Open-Collector Gates — Purpose of the pull-up resistor Why is an external pull-up resistor required when using an open-collector logic gate output, and what does it provide to the node?

Introduction / Context:
Open-collector outputs act like a switch to ground but cannot drive a logic HIGH level on their own. An external pull-up resistor is therefore mandatory to create a defined HIGH state when the transistor is OFF.

Given Data / Assumptions:

• OC outputs can only sink current (pull LOW) when ON.
• When OFF, the output floats unless externally biased.
• A resistor to a positive rail is used to generate the HIGH logic level.

Concept / Approach:
The pull-up resistor sources current into the node, raising it to the desired HIGH voltage when the OC transistor is OFF. When the transistor turns ON, it sinks current through the resistor to ground, pulling the node LOW.

Step-by-Step Solution:
OFF state → no internal source → external pull-up sets node HIGH.ON state → transistor conducts → node pulled LOW by sinking current.Therefore, the resistor provides the HIGH voltage level.

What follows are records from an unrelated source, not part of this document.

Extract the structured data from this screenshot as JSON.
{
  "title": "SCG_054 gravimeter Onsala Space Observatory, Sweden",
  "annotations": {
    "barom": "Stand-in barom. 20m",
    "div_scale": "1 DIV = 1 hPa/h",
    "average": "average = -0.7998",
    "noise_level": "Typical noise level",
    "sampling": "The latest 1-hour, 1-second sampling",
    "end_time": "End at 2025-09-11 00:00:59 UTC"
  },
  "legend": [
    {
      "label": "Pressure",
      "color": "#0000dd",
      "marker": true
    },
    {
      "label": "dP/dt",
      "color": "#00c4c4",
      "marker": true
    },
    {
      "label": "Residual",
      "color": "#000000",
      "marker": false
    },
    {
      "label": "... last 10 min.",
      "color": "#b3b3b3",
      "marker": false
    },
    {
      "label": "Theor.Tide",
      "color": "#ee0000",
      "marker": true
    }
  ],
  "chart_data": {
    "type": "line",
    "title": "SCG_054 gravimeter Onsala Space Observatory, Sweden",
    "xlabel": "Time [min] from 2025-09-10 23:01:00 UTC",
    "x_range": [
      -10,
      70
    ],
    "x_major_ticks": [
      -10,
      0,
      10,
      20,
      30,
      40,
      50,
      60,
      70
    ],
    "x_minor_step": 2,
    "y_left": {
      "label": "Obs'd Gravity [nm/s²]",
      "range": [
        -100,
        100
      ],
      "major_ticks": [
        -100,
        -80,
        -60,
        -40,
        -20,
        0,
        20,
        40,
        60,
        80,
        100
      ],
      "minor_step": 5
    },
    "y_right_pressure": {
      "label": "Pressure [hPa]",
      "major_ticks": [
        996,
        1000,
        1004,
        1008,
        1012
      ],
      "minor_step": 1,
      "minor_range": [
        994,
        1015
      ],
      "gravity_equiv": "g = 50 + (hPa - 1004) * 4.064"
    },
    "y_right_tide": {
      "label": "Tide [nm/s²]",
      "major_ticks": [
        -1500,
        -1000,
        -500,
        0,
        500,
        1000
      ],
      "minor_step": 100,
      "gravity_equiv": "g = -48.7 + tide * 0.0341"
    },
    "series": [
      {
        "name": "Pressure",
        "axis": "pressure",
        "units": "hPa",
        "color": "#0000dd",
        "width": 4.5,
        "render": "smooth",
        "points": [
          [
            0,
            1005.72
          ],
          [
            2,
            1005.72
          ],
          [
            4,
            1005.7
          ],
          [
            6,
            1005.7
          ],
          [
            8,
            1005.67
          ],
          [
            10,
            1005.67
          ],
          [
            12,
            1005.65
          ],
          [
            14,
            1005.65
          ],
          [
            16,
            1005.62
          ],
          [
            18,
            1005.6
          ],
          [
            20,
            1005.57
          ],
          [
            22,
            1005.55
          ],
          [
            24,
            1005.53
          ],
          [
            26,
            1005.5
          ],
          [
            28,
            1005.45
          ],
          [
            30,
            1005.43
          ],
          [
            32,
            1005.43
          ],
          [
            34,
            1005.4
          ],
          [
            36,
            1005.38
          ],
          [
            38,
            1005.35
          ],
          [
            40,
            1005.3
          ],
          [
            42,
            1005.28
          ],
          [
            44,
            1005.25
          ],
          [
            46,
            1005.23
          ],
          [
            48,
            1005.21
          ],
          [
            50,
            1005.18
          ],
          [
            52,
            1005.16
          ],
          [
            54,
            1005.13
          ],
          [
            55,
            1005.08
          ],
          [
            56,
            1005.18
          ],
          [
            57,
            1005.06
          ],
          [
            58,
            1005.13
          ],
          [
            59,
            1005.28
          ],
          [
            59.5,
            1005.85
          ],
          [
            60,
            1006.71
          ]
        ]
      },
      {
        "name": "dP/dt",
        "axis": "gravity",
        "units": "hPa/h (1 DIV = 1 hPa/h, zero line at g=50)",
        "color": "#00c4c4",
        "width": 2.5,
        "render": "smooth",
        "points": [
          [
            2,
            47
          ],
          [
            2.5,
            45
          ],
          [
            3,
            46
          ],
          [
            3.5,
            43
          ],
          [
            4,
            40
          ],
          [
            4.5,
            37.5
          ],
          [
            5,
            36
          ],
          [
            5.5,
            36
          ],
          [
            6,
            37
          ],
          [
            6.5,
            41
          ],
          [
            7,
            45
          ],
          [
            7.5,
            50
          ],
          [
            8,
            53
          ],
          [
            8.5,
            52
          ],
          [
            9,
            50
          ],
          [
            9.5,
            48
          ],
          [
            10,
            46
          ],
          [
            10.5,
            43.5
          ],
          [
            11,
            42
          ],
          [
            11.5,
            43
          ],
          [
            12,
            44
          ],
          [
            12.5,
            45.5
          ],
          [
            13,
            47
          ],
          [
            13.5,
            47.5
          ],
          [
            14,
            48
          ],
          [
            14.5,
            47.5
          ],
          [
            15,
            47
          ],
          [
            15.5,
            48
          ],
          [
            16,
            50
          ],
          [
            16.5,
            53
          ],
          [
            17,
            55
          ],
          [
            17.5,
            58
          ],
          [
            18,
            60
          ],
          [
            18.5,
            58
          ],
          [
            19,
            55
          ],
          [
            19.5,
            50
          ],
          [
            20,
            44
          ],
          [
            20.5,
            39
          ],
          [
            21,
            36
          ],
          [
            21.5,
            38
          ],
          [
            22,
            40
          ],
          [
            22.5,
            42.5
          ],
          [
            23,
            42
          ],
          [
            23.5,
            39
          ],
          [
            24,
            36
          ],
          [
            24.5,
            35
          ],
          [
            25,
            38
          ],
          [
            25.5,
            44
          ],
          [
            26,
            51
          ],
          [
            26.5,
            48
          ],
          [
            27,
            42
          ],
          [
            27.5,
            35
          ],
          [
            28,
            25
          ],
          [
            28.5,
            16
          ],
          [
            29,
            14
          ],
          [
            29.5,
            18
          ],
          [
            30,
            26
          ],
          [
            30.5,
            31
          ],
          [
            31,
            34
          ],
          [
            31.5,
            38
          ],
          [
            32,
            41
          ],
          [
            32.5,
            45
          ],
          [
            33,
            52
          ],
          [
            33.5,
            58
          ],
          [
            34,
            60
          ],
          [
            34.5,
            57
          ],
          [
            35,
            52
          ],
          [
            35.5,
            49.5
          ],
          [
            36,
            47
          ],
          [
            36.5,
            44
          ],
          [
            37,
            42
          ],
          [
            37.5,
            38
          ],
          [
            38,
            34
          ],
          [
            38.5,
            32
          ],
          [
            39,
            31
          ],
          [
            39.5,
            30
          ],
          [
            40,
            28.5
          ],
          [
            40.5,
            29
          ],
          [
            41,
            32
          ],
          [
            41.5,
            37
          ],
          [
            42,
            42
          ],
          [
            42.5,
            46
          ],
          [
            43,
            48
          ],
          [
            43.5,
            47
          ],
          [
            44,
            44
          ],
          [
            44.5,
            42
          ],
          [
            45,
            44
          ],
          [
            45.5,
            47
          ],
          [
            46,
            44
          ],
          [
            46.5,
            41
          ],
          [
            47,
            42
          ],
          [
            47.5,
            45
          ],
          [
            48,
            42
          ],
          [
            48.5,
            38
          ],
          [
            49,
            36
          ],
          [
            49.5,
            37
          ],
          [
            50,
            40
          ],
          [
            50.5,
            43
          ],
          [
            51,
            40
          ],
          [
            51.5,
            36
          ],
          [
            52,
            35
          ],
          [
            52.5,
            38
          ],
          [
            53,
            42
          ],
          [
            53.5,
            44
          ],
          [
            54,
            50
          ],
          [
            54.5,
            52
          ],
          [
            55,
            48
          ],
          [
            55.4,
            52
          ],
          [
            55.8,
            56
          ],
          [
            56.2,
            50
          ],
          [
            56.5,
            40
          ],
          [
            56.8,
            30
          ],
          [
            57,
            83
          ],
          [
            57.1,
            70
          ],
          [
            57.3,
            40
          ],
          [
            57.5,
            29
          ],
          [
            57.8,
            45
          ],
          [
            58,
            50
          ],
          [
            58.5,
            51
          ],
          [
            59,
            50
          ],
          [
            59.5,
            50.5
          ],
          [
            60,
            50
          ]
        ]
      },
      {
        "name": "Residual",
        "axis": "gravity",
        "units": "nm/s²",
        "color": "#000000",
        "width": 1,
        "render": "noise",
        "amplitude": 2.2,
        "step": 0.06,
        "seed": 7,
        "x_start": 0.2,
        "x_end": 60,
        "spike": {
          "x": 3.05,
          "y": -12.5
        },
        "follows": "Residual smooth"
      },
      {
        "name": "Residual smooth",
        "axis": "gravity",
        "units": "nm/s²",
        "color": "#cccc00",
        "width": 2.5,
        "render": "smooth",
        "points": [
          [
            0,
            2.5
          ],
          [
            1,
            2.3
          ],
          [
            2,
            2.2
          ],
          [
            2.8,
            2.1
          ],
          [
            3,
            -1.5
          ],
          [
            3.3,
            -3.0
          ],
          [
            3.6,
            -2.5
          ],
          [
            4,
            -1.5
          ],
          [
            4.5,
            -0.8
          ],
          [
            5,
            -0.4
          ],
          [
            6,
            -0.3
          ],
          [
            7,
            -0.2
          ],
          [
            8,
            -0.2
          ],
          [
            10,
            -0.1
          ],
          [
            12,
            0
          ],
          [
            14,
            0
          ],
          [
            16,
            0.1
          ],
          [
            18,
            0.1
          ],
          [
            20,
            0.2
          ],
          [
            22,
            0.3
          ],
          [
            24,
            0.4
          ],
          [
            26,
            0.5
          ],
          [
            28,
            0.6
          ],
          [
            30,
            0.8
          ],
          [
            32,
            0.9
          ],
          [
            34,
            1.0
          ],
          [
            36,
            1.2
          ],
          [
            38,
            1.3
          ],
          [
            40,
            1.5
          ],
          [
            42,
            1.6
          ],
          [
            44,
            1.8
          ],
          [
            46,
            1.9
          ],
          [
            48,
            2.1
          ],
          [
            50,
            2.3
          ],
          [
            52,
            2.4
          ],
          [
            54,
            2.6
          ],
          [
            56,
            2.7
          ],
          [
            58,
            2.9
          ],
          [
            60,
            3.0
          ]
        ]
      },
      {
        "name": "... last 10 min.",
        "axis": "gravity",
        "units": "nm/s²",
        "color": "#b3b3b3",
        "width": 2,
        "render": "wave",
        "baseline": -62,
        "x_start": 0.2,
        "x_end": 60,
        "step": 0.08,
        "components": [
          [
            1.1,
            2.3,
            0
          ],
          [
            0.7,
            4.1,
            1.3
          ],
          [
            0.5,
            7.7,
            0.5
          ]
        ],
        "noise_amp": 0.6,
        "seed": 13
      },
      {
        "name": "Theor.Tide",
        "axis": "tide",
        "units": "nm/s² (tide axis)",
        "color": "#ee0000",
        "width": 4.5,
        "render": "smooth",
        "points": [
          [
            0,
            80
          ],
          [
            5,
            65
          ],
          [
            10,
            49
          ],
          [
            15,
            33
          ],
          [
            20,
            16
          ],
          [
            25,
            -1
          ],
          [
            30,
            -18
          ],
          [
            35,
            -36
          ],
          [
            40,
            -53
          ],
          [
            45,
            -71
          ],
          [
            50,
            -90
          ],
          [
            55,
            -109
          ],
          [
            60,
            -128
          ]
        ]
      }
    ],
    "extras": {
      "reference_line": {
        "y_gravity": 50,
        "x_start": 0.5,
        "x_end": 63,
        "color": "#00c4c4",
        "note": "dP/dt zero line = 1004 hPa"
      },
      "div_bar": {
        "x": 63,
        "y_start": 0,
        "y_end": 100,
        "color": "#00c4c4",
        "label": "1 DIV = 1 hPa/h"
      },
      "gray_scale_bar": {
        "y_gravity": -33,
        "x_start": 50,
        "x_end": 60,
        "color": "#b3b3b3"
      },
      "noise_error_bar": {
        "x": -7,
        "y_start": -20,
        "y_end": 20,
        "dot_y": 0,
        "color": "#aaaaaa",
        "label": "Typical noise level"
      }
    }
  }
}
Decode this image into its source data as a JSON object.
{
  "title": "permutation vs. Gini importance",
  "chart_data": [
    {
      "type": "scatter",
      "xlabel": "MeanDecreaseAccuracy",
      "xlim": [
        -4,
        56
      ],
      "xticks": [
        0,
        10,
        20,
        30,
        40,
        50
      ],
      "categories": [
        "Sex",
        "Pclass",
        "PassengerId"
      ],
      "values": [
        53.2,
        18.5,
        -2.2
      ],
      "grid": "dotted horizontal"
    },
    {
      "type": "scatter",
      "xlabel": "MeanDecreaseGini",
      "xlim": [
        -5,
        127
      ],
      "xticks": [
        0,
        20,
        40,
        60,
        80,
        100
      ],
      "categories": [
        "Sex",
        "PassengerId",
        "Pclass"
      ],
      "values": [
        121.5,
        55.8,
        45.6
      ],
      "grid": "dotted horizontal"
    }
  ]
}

Verification / Alternative check:
Design equations select Rpull-up to balance rise time and sink current limits: I_sink = (VCC − VOL) / Rpull-up and tr ≈ Rpull-up * Cload.

Why Other Options Are Wrong:

• a, b: VCC and GND pins are supplied directly; the resistor does not power the IC.
• d: The LOW level is provided by the transistor’s sinking action, not the resistor.

Common Pitfalls:
Using an excessively weak pull-up (slow edges) or too strong (over-current when LOW). Also ensure voltage compatibility if level-shifting.

Final Answer:
to provide the HIGH voltage